Pier Paolo Pasolini


Poster image Pier Paolo Pasolini

Pier Paolo Pasolini (1922 - 1975) was an Italian motion-picture director, poet, and novelist, noted for his socially critical, stylistically unorthodox films. He attended the University of Bologna, studying art history and literature. His poverty-stricken existence in Rome during the 1950s furnished the material for his first two novels, The Ragazzi (1955) and A Violent Life (1959). These brutally realistic depictions of the poverty and squalor of slum life in Rome were similar in character to his first film, Accattone (1961). One of Pasolini’s best known film The Gospel According to Saint Matthew (1964) is an austere, documentary-style retelling of the life and martyrdom of Jesus Christ.
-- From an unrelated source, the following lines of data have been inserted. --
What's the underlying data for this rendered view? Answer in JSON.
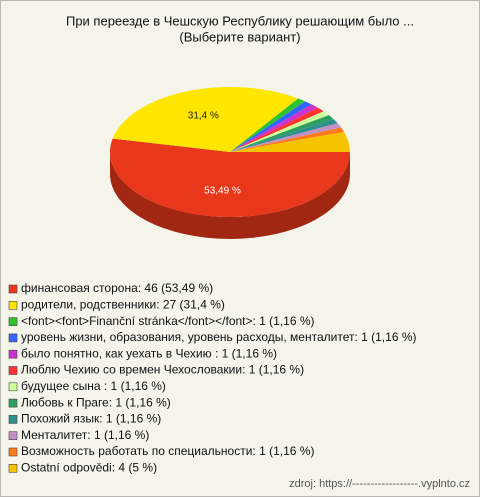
{
  "chart_data": {
    "type": "pie3d",
    "title": "При переезде в Чешскую Республику решающим было ...",
    "subtitle": "(Выберите вариант)",
    "categories": [
      "финансовая сторона: 46 (53,49 %)",
      "родители, родственники: 27 (31,4 %)",
      "<font><font>Finanční stránka</font></font>: 1 (1,16 %)",
      "уровень жизни, образования, уровень расходы, менталитет: 1 (1,16 %)",
      "было понятно, как уехать в Чехию : 1 (1,16 %)",
      "Люблю Чехию со времен Чехословакии: 1 (1,16 %)",
      "будущее сына : 1 (1,16 %)",
      "Любовь к Праге: 1 (1,16 %)",
      "Похожий язык: 1 (1,16 %)",
      "Менталитет: 1 (1,16 %)",
      "Возможность работать по специальности: 1 (1,16 %)",
      "Ostatní odpovědi: 4 (5 %)"
    ],
    "values": [
      53.49,
      31.4,
      1.16,
      1.16,
      1.16,
      1.16,
      1.16,
      1.16,
      1.16,
      1.16,
      1.16,
      5
    ],
    "value_labels": [
      "53,49 %",
      "31,4 %",
      null,
      null,
      null,
      null,
      null,
      null,
      null,
      null,
      null,
      null
    ],
    "colors": [
      "#e8371a",
      "#ffe600",
      "#2fc42f",
      "#3366ff",
      "#cc33cc",
      "#ff3333",
      "#ccff99",
      "#2e9e5e",
      "#2e8f8f",
      "#c48fc4",
      "#ff7a1a",
      "#f5c400"
    ],
    "source": "zdroj: https://------------------.vyplnto.cz"
  }
}
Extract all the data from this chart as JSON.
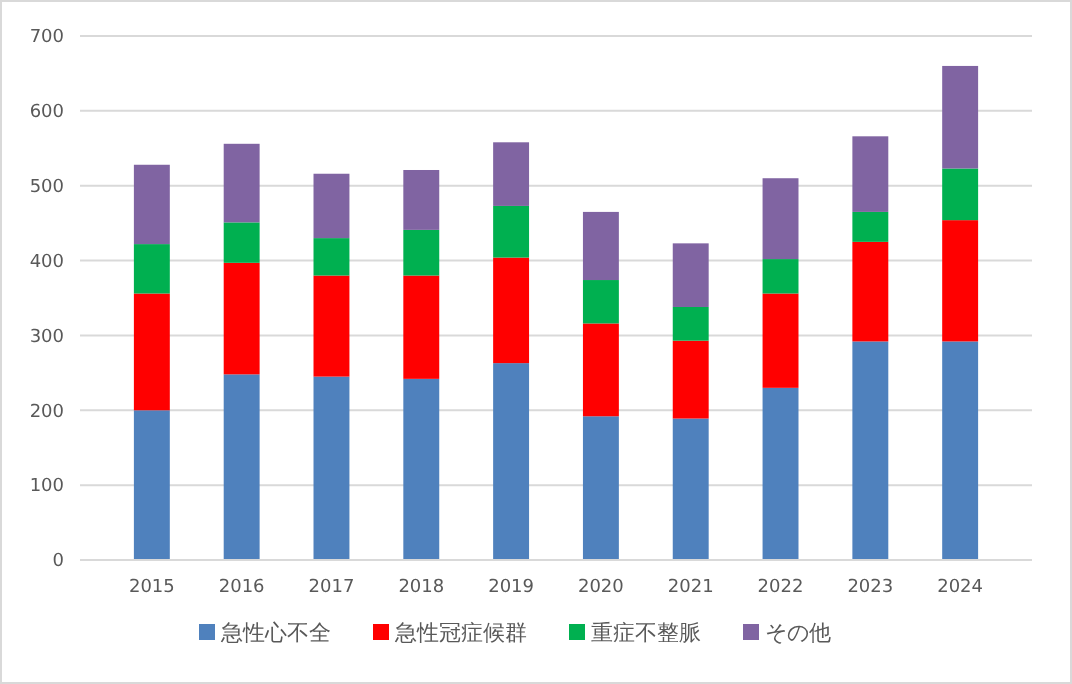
{
  "chart_data": {
    "type": "bar",
    "stacked": true,
    "categories": [
      "2015",
      "2016",
      "2017",
      "2018",
      "2019",
      "2020",
      "2021",
      "2022",
      "2023",
      "2024"
    ],
    "series": [
      {
        "name": "急性心不全",
        "color": "#4f81bd",
        "values": [
          200,
          248,
          245,
          242,
          263,
          192,
          189,
          230,
          292,
          292
        ]
      },
      {
        "name": "急性冠症候群",
        "color": "#ff0000",
        "values": [
          156,
          149,
          135,
          138,
          141,
          124,
          104,
          126,
          133,
          162
        ]
      },
      {
        "name": "重症不整脈",
        "color": "#00b050",
        "values": [
          66,
          54,
          50,
          61,
          69,
          58,
          45,
          46,
          40,
          69
        ]
      },
      {
        "name": "その他",
        "color": "#8064a2",
        "values": [
          106,
          105,
          86,
          80,
          85,
          91,
          85,
          108,
          101,
          137
        ]
      }
    ],
    "ylim": [
      0,
      700
    ],
    "yticks": [
      0,
      100,
      200,
      300,
      400,
      500,
      600,
      700
    ],
    "grid": "y",
    "legend": "bottom"
  }
}
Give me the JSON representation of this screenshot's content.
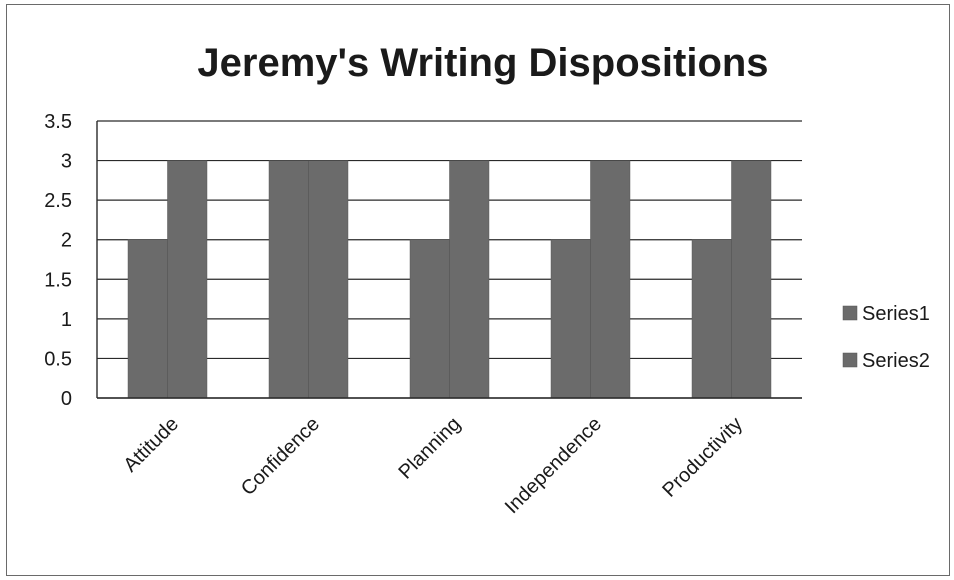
{
  "chart_data": {
    "type": "bar",
    "title": "Jeremy's Writing Dispositions",
    "xlabel": "",
    "ylabel": "",
    "categories": [
      "Attitude",
      "Confidence",
      "Planning",
      "Independence",
      "Productivity"
    ],
    "series": [
      {
        "name": "Series1",
        "values": [
          2,
          3,
          2,
          2,
          2
        ],
        "color": "#6b6b6b"
      },
      {
        "name": "Series2",
        "values": [
          3,
          3,
          3,
          3,
          3
        ],
        "color": "#6b6b6b"
      }
    ],
    "ylim": [
      0,
      3.5
    ],
    "yticks": [
      "0",
      "0.5",
      "1",
      "1.5",
      "2",
      "2.5",
      "3",
      "3.5"
    ],
    "grid": true,
    "legend": "right"
  }
}
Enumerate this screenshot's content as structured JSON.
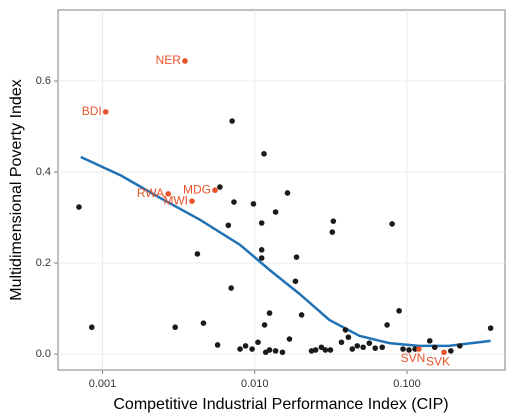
{
  "chart_data": {
    "type": "scatter",
    "xlabel": "Competitive Industrial Performance Index (CIP)",
    "ylabel": "Multidimensional Poverty Index",
    "xscale": "log",
    "xlim": [
      0.00051,
      0.44
    ],
    "ylim": [
      -0.035,
      0.756
    ],
    "xticks": [
      {
        "value": 0.001,
        "label": "0.001"
      },
      {
        "value": 0.01,
        "label": "0.010"
      },
      {
        "value": 0.1,
        "label": "0.100"
      }
    ],
    "yticks": [
      {
        "value": 0,
        "label": "0.0"
      },
      0.2,
      0.4,
      0.6
    ],
    "grid": true,
    "series": [
      {
        "color": "#1a1a1a",
        "x": [
          0.0007,
          0.00085,
          0.003,
          0.0042,
          0.0046,
          0.0059,
          0.0067,
          0.007,
          0.0071,
          0.0073,
          0.0098,
          0.0111,
          0.0111,
          0.0111,
          0.0115,
          0.0125,
          0.0137,
          0.0164,
          0.0185,
          0.0188,
          0.0203,
          0.0323,
          0.0328,
          0.0798,
          0.0887,
          0.0057,
          0.008,
          0.0087,
          0.0096,
          0.0105,
          0.0116,
          0.0118,
          0.0125,
          0.0137,
          0.0152,
          0.0169,
          0.0236,
          0.0251,
          0.0274,
          0.0291,
          0.0314,
          0.0371,
          0.0394,
          0.0412,
          0.0437,
          0.0471,
          0.0515,
          0.0565,
          0.0618,
          0.0687,
          0.074,
          0.0941,
          0.103,
          0.113,
          0.141,
          0.152,
          0.194,
          0.222,
          0.354
        ],
        "y": [
          0.323,
          0.059,
          0.059,
          0.22,
          0.068,
          0.367,
          0.283,
          0.145,
          0.512,
          0.334,
          0.33,
          0.288,
          0.229,
          0.211,
          0.44,
          0.09,
          0.312,
          0.354,
          0.16,
          0.213,
          0.086,
          0.268,
          0.292,
          0.286,
          0.095,
          0.02,
          0.011,
          0.018,
          0.011,
          0.026,
          0.064,
          0.004,
          0.009,
          0.007,
          0.004,
          0.033,
          0.007,
          0.009,
          0.015,
          0.009,
          0.009,
          0.026,
          0.053,
          0.037,
          0.011,
          0.018,
          0.015,
          0.024,
          0.013,
          0.015,
          0.064,
          0.011,
          0.009,
          0.011,
          0.029,
          0.015,
          0.007,
          0.018,
          0.057
        ]
      },
      {
        "color": "#e8542a",
        "x": [
          0.00348,
          0.00105,
          0.0027,
          0.00548,
          0.00387,
          0.1197,
          0.175
        ],
        "y": [
          0.644,
          0.532,
          0.352,
          0.36,
          0.336,
          0.011,
          0.004
        ],
        "point_labels": [
          "NER",
          "BDI",
          "RWA",
          "MDG",
          "MWI",
          "SVN",
          "SVK"
        ]
      }
    ],
    "trend": {
      "color": "#2171b5",
      "x": [
        0.00072,
        0.00131,
        0.00239,
        0.00437,
        0.008,
        0.0125,
        0.0197,
        0.0309,
        0.0487,
        0.0765,
        0.12,
        0.188,
        0.354
      ],
      "y": [
        0.433,
        0.393,
        0.343,
        0.295,
        0.24,
        0.185,
        0.132,
        0.075,
        0.04,
        0.024,
        0.018,
        0.018,
        0.029
      ]
    }
  }
}
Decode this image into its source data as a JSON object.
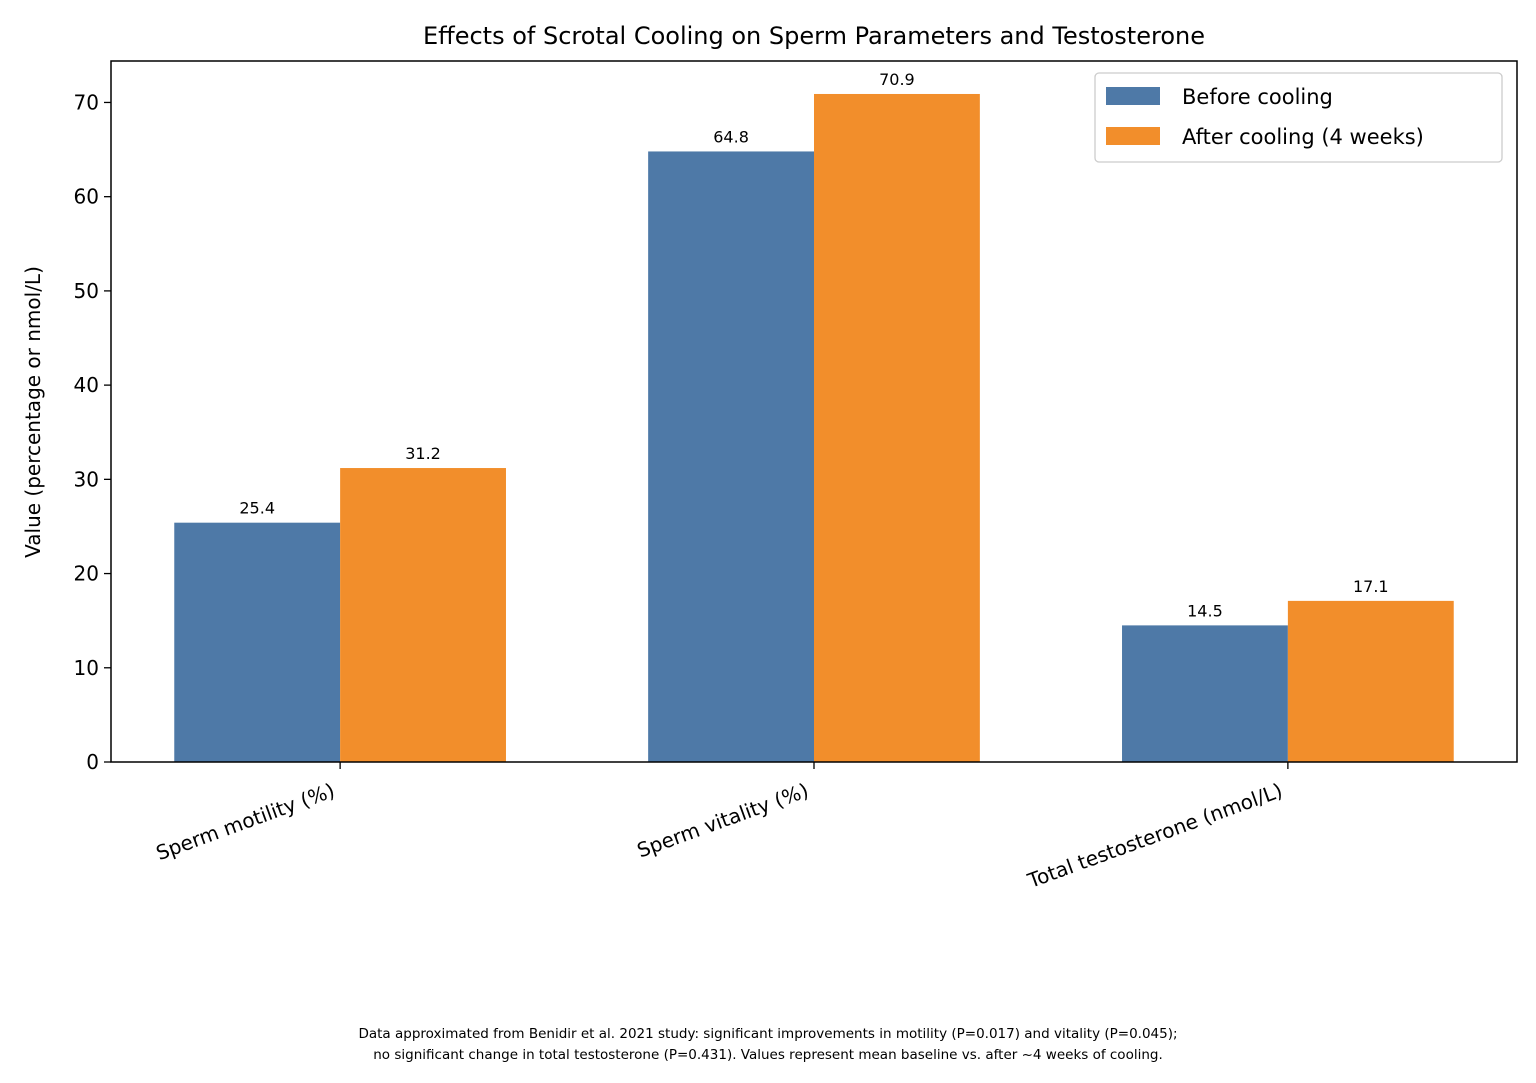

The comic allegory The Hawks and the Sparrows (1966) was followed by two films attempting to re-create ancient myths from a contemporary viewpoint, Oedipus Rex (1967) and Medea (1969). Pasolini’s use of eroticism, violence and depravity as vehicles for his political and religious speculations in such films as Theorem (1968) and Pigsty (1969) brought him into conflict with conservative elements of the Roman Catholic Church. He then ventured into medieval eroticism with Il Decamerone (1971) and The Canterbury Tales (1972). Salò, or the 120 Days of Sodom (1975) his latest film, mixing libertinism and Nazism, causes scandal. In addition to his motion pictures, Pasolini published numerous volumes of poetry and several works of literary criticism. One night of November 1975, he was found dead on the beach at Ostia, near Rome, in conditions that remain unclear.